My dad clears his throat. “Caleb, it’s not you I have an issue with. Truly. You’re your mother’s son, and God knows, I adore her.” He looks up at Kristy, and she closes her eyes. “But…there’s so much to consider.”

“Like what?” I ask. “The fact that some biddies will gossip? That doesn’t bother us. It’s baseless, anyway.”

“Fine, then. What about the fact that you’re both twenty-one. You’re too young to—”

Finally, Kristy speaks. “I was 21 when I met Jesse. He was older, but I was in my last year of college. I loved him. Immediately, irrevocably, and unconditionally. My age had nothing to do with it.” She takes a breath. “And I love you, Brian. The night we met, I fell hard and fast. I couldn’t believe I was lucky enough to find love twice. I love you,” she repeats, “but I think you’re being stubborn and obstinate. I think you’re in danger of losing the best thing that’s ever happened to you—and that’s your daughter. If our children walk out of this house right now, I wouldn’t blame them. And I probably won’t speak to you for a few more days. But I will love you. Because that’s what love does—it stays. Even when things are hard, it stays.”
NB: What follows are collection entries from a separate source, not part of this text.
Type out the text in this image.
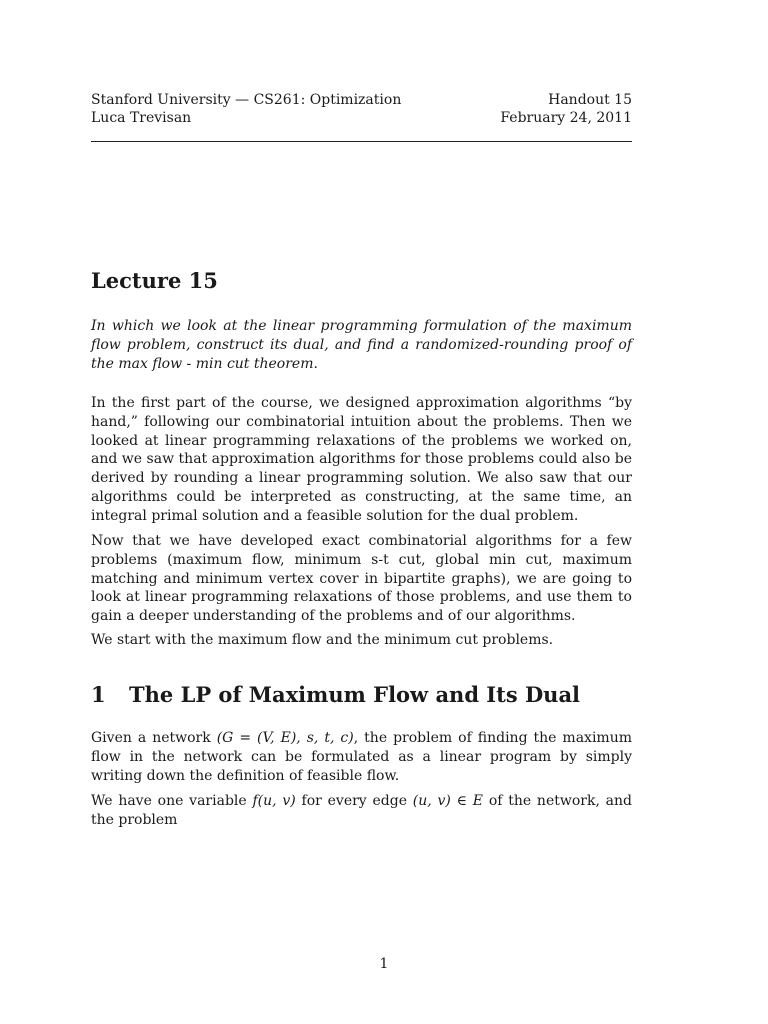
Stanford University — CS261: Optimization	Handout 15
Luca Trevisan	February 24, 2011
Lecture 15

In which we look at the linear programming formulation of the maximum flow problem, construct its dual, and find a randomized-rounding proof of the max flow - min cut theorem.

In the first part of the course, we designed approximation algorithms “by hand,” following our combinatorial intuition about the problems. Then we looked at linear programming relaxations of the problems we worked on, and we saw that approximation algorithms for those problems could also be derived by rounding a linear programming solution. We also saw that our algorithms could be interpreted as constructing, at the same time, an integral primal solution and a feasible solution for the dual problem.

Now that we have developed exact combinatorial algorithms for a few problems (maximum flow, minimum s-t cut, global min cut, maximum matching and minimum vertex cover in bipartite graphs), we are going to look at linear programming relaxations of those problems, and use them to gain a deeper understanding of the problems and of our algorithms.

We start with the maximum flow and the minimum cut problems.

1 The LP of Maximum Flow and Its Dual

Given a network (G = (V, E), s, t, c), the problem of finding the maximum flow in the network can be formulated as a linear program by simply writing down the definition of feasible flow.

We have one variable f(u, v) for every edge (u, v) ∈ E of the network, and the problem

1
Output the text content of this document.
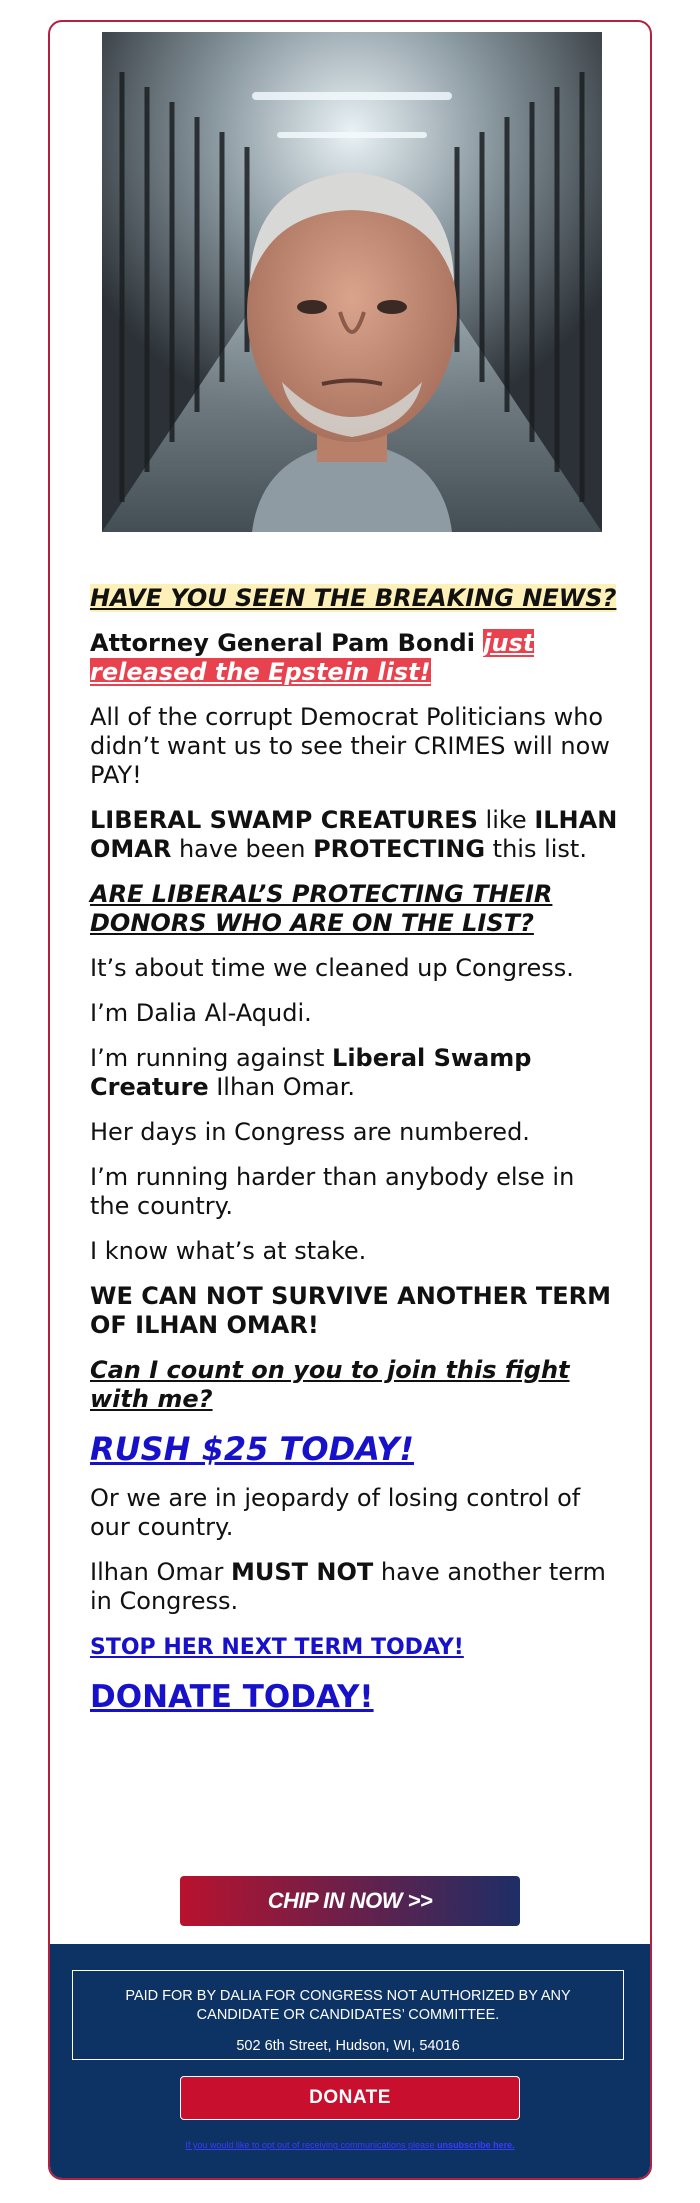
HAVE YOU SEEN THE BREAKING NEWS?

Attorney General Pam Bondi just released the Epstein list!

All of the corrupt Democrat Politicians who didn’t want us to see their CRIMES will now PAY!

LIBERAL SWAMP CREATURES like ILHAN OMAR have been PROTECTING this list.

ARE LIBERAL’S PROTECTING THEIR DONORS WHO ARE ON THE LIST?

It’s about time we cleaned up Congress.

I’m Dalia Al-Aqudi.

I’m running against Liberal Swamp Creature Ilhan Omar.

Her days in Congress are numbered.

I’m running harder than anybody else in the country.

I know what’s at stake.

WE CAN NOT SURVIVE ANOTHER TERM OF ILHAN OMAR!

Can I count on you to join this fight with me?

RUSH $25 TODAY!

Or we are in jeopardy of losing control of our country.

Ilhan Omar MUST NOT have another term in Congress.

STOP HER NEXT TERM TODAY!

DONATE TODAY!

CHIP IN NOW >>
PAID FOR BY DALIA FOR CONGRESS NOT AUTHORIZED BY ANY CANDIDATE OR CANDIDATES’ COMMITTEE.
502 6th Street, Hudson, WI, 54016
DONATE
If you would like to opt out of receiving communications please unsubscribe here.
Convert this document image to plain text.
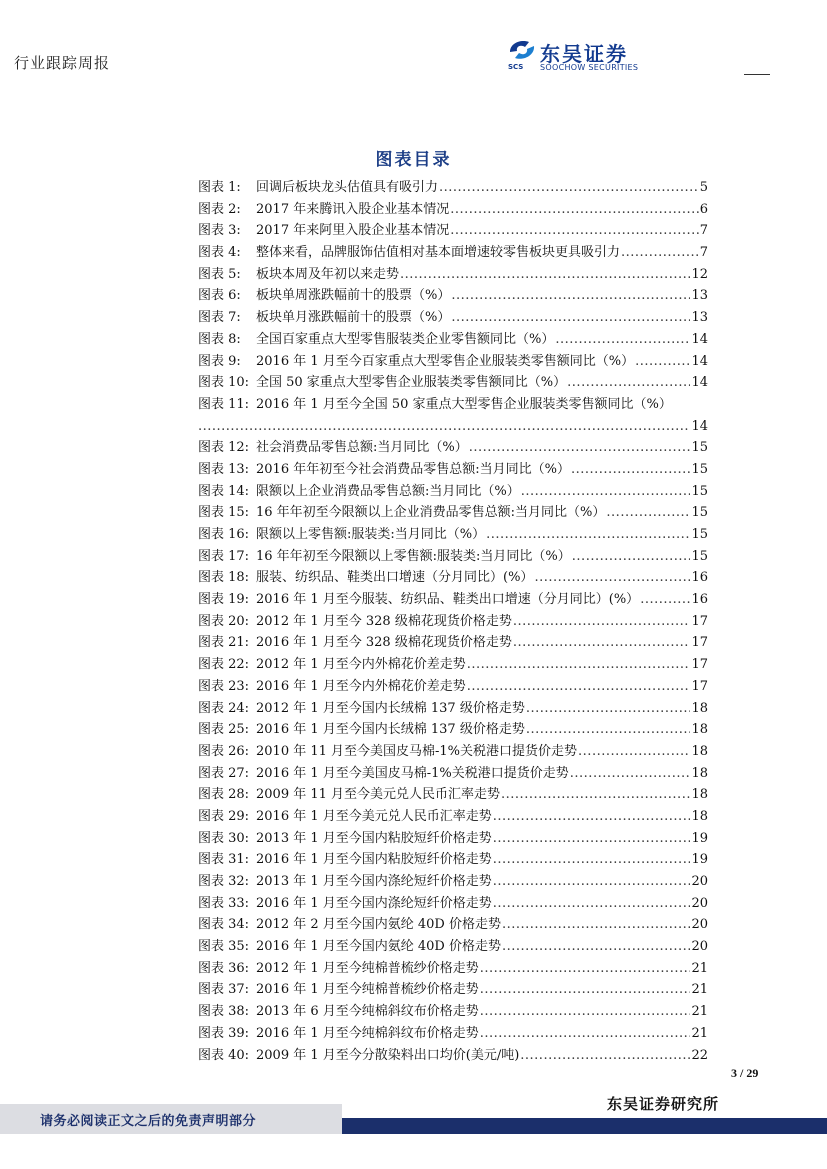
行业跟踪周报	SCS
东吴证券
SOOCHOW SECURITIES
图表目录
图表 1:	回调后板块龙头估值具有吸引力 .....	5
图表 2:	2017 年来腾讯入股企业基本情况 .....	6
图表 3:	2017 年来阿里入股企业基本情况 .....	7
图表 4:	整体来看，品牌服饰估值相对基本面增速较零售板块更具吸引力 .....	7
图表 5:	板块本周及年初以来走势 .....	12
图表 6:	板块单周涨跌幅前十的股票（%） .....	13
图表 7:	板块单月涨跌幅前十的股票（%） .....	13
图表 8:	全国百家重点大型零售服装类企业零售额同比（%） .....	14
图表 9:	2016 年 1 月至今百家重点大型零售企业服装类零售额同比（%） .....	14
图表 10: 全国 50 家重点大型零售企业服装类零售额同比（%） .....	14
图表 11: 2016 年 1 月至今全国 50 家重点大型零售企业服装类零售额同比（%）
.....
14
图表 12: 社会消费品零售总额:当月同比（%） .....	15
图表 13: 2016 年年初至今社会消费品零售总额:当月同比（%） .....	15
图表 14: 限额以上企业消费品零售总额:当月同比（%） .....	15
图表 15: 16 年年初至今限额以上企业消费品零售总额:当月同比（%） .....	15
图表 16: 限额以上零售额:服装类:当月同比（%） .....	15
图表 17: 16 年年初至今限额以上零售额:服装类:当月同比（%） .....	15
图表 18: 服装、纺织品、鞋类出口增速（分月同比）(%） .....	16
图表 19: 2016 年 1 月至今服装、纺织品、鞋类出口增速（分月同比）(%） .....	16
图表 20: 2012 年 1 月至今 328 级棉花现货价格走势 .....	17
图表 21: 2016 年 1 月至今 328 级棉花现货价格走势 .....	17
图表 22: 2012 年 1 月至今内外棉花价差走势 .....	17
图表 23: 2016 年 1 月至今内外棉花价差走势 .....	17
图表 24: 2012 年 1 月至今国内长绒棉 137 级价格走势 .....	18
图表 25: 2016 年 1 月至今国内长绒棉 137 级价格走势 .....	18
图表 26: 2010 年 11 月至今美国皮马棉-1%关税港口提货价走势 .....	18
图表 27: 2016 年 1 月至今美国皮马棉-1%关税港口提货价走势 .....	18
图表 28: 2009 年 11 月至今美元兑人民币汇率走势 .....	18
图表 29: 2016 年 1 月至今美元兑人民币汇率走势 .....	18
图表 30: 2013 年 1 月至今国内粘胶短纤价格走势 .....	19
图表 31: 2016 年 1 月至今国内粘胶短纤价格走势 .....	19
图表 32: 2013 年 1 月至今国内涤纶短纤价格走势 .....	20
图表 33: 2016 年 1 月至今国内涤纶短纤价格走势 .....	20
图表 34: 2012 年 2 月至今国内氨纶 40D 价格走势 .....	20
图表 35: 2016 年 1 月至今国内氨纶 40D 价格走势 .....	20
图表 36: 2012 年 1 月至今纯棉普梳纱价格走势 .....	21
图表 37: 2016 年 1 月至今纯棉普梳纱价格走势 .....	21
图表 38: 2013 年 6 月至今纯棉斜纹布价格走势 .....	21
图表 39: 2016 年 1 月至今纯棉斜纹布价格走势 .....	21
图表 40: 2009 年 1 月至今分散染料出口均价(美元/吨) .....	22
3 / 29
东吴证券研究所
请务必阅读正文之后的免责声明部分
Caleb leans in and gives his mom a hug, and I walk over to join them. The visual is clear. Three of us in this room understand how fragile life is, and we choose love while we have it.

My dad is on the other end of the room, weighing the pros and cons, calculating all of it. I get that kind of caution. I am my father’s daughter, after all. But love doesn’t come with guarantees. And it’s worth the risk.

Standing, my dad paces back and forth in front of the window. “You love each other?” he asks.

“Of course we do,” I say, just as Caleb answers, “I love your daughter with all my heart.”

“Then I won’t stand in your way. But you will finish school, Lucy. I have an email into a friend who teaches at Bainbridge. I think—”

“I think I can handle it from here, Dad,” I say, knowing my words have layered meanings and that they can’t be easy for a father to hear.

“I suppose you can,” he acknowledges, walking toward me.